Bioinformatics Division, Walter and Eliza Hall Institute of Medical Research, 1G Royal Pde, Parkville, VIC, 3052, Australia.
Department of Medical Biology, University of Melbourne, Parkville, VIC, 3010, Australia.
Nat Commun. 2019 Jul 19;10(1):3240. doi: 10.1038/s41467-019-11146-4.

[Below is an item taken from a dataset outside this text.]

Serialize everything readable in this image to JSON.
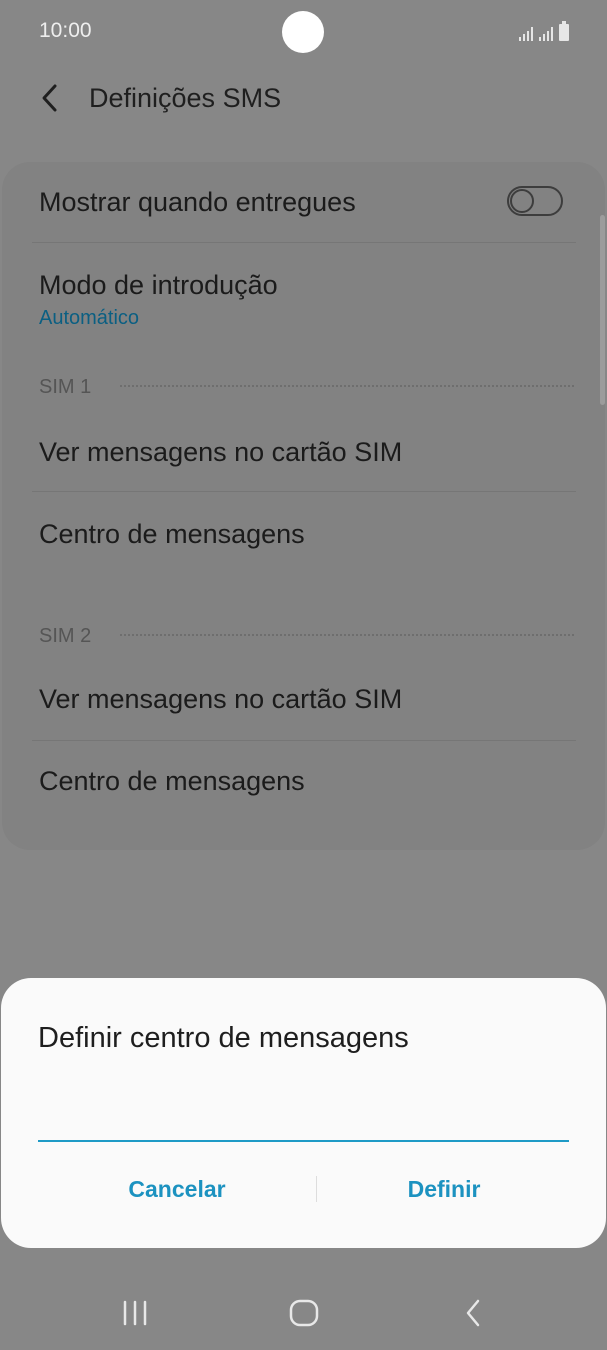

In recent years, many software packages for identifying structural variants (SVs) using whole-genome sequencing data have been released. When published, a new method is commonly compared with those already available, but this tends to be selective and incomplete. The lack of comprehensive benchmarking of methods presents challenges for users in selecting methods and for developers in understanding algorithm behaviours and limitations. Here we report the comprehensive evaluation of 10 SV callers, selected following a rigorous process and spanning the breadth of detection approaches, using high-quality reference cell lines, as well as simulations. Due to the nature of available truth sets, our focus is on general-purpose rather than somatic callers. We characterise the impact on performance of event size and type, sequencing characteristics, and genomic context, and analyse the efficacy of ensemble calling and calibration of variant quality scores. Finally, we provide recommendations for both users and methods developers.
近年来,许多使用全基因组测序数据识别结构变异(SV)的软件包已经发布。当一种新方法发布时,通常会与已经存在的方法进行比较,但这种比较往往是有选择性的且不完整的。缺乏对方法的全面基准测试,使用户在选择方法时面临挑战,也使开发人员难以理解算法的行为和局限性。在这里,我们报告了 10 个 SV 调用者的综合评估,这些调用者是根据严格的流程选择的,涵盖了广泛的检测方法,使用了高质量的参考细胞系和模拟数据。由于可用真值集的性质,我们的重点是通用而不是体细胞调用者。我们描述了事件大小和类型、测序特征和基因组背景对性能的影响,并分析了组合调用和变异质量得分校准的效果。最后,我们为用户和方法开发人员提供了建议。